SANTIAGO: Seriously though, Adèle, why won’t you? Bourgeois prejudice? What’s wrong with going to the cinema together, for instance? Or listening to a little music?

KATHIE: All right, I accept. But on one condition.

SANTIAGO: Whatever you want.

KATHIE: That we take your wife and two little girls with us. And now, I’m going off to study. I don’t want you giving me bad marks. If you behave yourself, I’ll let you into another secret some time: I’ll tell you how I keep my teeth sparkling and my eyes shining, how I stop my nails from breaking, and why I never get freckles or a double chin. Ciao, professor.

SANTIAGO: Ciao, Adèle. (To himself) She’s so gorgeous, so delicious, so exciting.

ANA: And I stopped being gorgeous, delicious and exciting because you said it was frivolous and bourgeois.

SANTIAGO: (Pensively) Well, it was. (Discovering ANA) It is, Anita. Am I to blame if it’s the frivolous, bourgeois women that happen to turn me on? Is it my fault if all these free liberated women are so earnest and sober that they leave me absolutely cold, Anita? A leopard can’t change his spots. Moral principle and political persuasion carry no weight at all when it’s a matter of basic human nature.

ANA: But how come? Didn’t you teach me there was no such thing as human nature?

SANTIAGO: (Pontificating) It doesn’t exist.
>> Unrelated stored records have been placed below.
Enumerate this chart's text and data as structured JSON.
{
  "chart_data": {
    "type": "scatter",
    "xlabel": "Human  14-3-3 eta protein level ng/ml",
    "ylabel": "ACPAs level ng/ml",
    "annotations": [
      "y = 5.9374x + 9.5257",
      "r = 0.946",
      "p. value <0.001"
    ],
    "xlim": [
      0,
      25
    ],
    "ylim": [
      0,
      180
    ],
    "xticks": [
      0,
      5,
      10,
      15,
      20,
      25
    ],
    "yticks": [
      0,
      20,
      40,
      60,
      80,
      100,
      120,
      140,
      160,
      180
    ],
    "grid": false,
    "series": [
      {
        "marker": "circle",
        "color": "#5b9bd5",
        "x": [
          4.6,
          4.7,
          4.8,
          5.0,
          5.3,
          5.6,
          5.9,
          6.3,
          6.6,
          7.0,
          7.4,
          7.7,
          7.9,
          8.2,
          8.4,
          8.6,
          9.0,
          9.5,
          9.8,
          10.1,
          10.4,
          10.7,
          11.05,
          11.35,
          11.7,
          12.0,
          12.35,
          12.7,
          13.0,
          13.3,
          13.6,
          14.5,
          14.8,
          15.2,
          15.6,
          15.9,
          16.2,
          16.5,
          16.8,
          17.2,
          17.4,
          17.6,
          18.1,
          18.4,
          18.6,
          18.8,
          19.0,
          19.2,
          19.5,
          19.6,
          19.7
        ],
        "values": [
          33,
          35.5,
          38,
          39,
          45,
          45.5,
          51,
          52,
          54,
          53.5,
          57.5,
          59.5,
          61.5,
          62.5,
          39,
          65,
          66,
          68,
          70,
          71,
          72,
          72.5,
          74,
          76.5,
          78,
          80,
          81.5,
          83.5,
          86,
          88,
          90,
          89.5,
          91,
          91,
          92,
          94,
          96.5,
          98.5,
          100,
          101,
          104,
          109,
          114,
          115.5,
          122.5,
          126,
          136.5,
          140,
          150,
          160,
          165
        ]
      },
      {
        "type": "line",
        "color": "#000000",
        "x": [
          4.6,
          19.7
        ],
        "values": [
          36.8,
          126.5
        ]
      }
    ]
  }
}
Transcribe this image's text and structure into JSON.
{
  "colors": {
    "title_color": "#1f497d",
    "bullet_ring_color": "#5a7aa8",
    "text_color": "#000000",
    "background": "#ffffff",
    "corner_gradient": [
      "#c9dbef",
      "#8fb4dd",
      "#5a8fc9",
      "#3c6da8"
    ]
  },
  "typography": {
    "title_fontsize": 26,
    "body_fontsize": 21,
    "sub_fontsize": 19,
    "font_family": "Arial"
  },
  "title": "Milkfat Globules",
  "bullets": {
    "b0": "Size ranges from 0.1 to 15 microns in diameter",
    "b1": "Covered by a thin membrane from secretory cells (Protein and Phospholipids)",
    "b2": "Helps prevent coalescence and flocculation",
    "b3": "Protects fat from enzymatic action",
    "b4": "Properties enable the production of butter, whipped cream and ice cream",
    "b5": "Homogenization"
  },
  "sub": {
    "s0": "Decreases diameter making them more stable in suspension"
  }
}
Human nature doesn’t exist, Anita. It’s just another piece of bourgeois trickery to justify the exploitation of the masses, Anita.

ANA: You miserable cheat! You liar!

SANTIAGO: (Magisterial) Man is made of malleable stuff, Anita. Everyone makes of himself what he chooses, Anita! Only thus can one have faith in the progress of humanity, Anita! You really must read Jean-Paul Sartre, Anita!